The important point here is that this patient's hyperkalaemia and renal insufficiency were further aggravated by her low sodium diet which contained abundant potassium (estimated to exceed 100 mmol/day (see table)), and her increased risk for hyperkalaemia because of renal impairment further compounded by the intercurrent urinary tract infection.
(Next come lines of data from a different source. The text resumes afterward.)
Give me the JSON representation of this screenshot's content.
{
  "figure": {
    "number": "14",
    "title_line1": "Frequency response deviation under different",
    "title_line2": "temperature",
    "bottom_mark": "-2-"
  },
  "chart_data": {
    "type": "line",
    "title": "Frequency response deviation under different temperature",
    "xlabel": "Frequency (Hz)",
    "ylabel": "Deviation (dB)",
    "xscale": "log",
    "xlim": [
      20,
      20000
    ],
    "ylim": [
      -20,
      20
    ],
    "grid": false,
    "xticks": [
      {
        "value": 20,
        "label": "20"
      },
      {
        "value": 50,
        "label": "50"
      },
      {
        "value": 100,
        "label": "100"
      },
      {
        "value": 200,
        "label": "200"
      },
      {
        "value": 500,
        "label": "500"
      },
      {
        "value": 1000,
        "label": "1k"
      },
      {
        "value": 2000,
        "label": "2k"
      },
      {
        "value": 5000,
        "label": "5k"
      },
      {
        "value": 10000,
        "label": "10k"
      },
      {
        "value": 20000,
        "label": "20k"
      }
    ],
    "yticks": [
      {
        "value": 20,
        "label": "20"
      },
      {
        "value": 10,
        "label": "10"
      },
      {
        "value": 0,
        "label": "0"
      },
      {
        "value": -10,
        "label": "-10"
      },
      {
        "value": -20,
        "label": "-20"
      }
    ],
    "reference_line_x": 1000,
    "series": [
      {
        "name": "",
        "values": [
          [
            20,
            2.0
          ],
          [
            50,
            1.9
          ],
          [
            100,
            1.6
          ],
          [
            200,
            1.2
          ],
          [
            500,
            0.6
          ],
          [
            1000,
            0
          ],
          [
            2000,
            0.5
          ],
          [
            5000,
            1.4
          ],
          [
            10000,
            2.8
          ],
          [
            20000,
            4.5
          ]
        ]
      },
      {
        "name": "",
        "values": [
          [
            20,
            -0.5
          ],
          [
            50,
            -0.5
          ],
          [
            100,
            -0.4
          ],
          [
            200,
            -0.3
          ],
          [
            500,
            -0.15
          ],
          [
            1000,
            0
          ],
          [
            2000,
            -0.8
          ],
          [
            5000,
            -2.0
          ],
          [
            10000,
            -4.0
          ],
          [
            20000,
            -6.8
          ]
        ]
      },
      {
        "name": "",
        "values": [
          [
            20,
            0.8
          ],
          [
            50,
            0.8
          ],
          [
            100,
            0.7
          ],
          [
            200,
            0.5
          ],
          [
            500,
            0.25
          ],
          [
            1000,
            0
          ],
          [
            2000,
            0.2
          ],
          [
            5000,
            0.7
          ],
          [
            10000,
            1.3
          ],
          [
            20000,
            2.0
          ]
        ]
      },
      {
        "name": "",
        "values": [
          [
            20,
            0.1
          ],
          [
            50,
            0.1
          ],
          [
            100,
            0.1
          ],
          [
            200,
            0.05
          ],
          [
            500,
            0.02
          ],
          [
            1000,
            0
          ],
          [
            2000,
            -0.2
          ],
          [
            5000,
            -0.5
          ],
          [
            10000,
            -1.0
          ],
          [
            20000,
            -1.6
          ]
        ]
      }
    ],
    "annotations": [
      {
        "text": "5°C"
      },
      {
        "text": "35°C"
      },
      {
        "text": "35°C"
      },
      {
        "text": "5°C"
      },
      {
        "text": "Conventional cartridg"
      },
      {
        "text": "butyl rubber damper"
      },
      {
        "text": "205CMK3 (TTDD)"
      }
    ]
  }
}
In this patient serious problems arose from a combination of her mild renal insufficiency associated with hypertension, the urinary tract infection, her drug treatment and unwitting intake of a high quantity of potassium salts in her diet, as well as the low salt (but high potassium) preparation.

Our case raises the issue of potassium supplementation deliberately for health gain (often by individuals without medical consultation or advice), or, inadvertently, because people are not aware of the potassium content of health products or salt substitutes and the consequent dangers associated with unrestricted consumption.8 Potassium supplementation is particularly risky in susceptible patients with underlying diseases of the heart or kidneys; those on certain drugs, such as potassium sparing diuretics, angiotensin converting enzyme inhibitors, and non-steroidal anti-inflammatory drugs; and also the elderly.

A number of “low” salt products available with brand names such as “Lo Salt,” contain varying proportions of potassium salts in addition to sodium chloride. “Lo Salt,” for example, contains 66% of potassium chloride. Low salt preparations are often recommended for patients with oedema and may have a place in the management of hypertension. Doctors who recommend low salt diets need to be aware that many of these patients may also be taking high amounts of potassium. The problem is compounded by the fact that potassium overloading may go unnoticed for a long time as hyperkalaemia has few or only vague clinical warning symptoms, and serum potassium concentrations may rise to dangerous concentrations before presentation, as happened in this patient. This event in our patient was almost fatal, and it could readily recur unless a regular check is kept on prescribed drugs, as well as over the counter medicines and products from health shops.

Doctors should thus be careful about their advice on low salt diets, especially for those high risk subjects with underlying cardiac, hepatic, or renal insufficiency, those taking non-steroidal anti-inflammatory drugs, and elderly people. Manufacturers should also clearly state the risks of their preparations in susceptible subjects: the warning should appear prominently on the label.

We thank Mrs Yvonne Bradburn, dietitian and Mrs Joan Kay for typing the manuscript.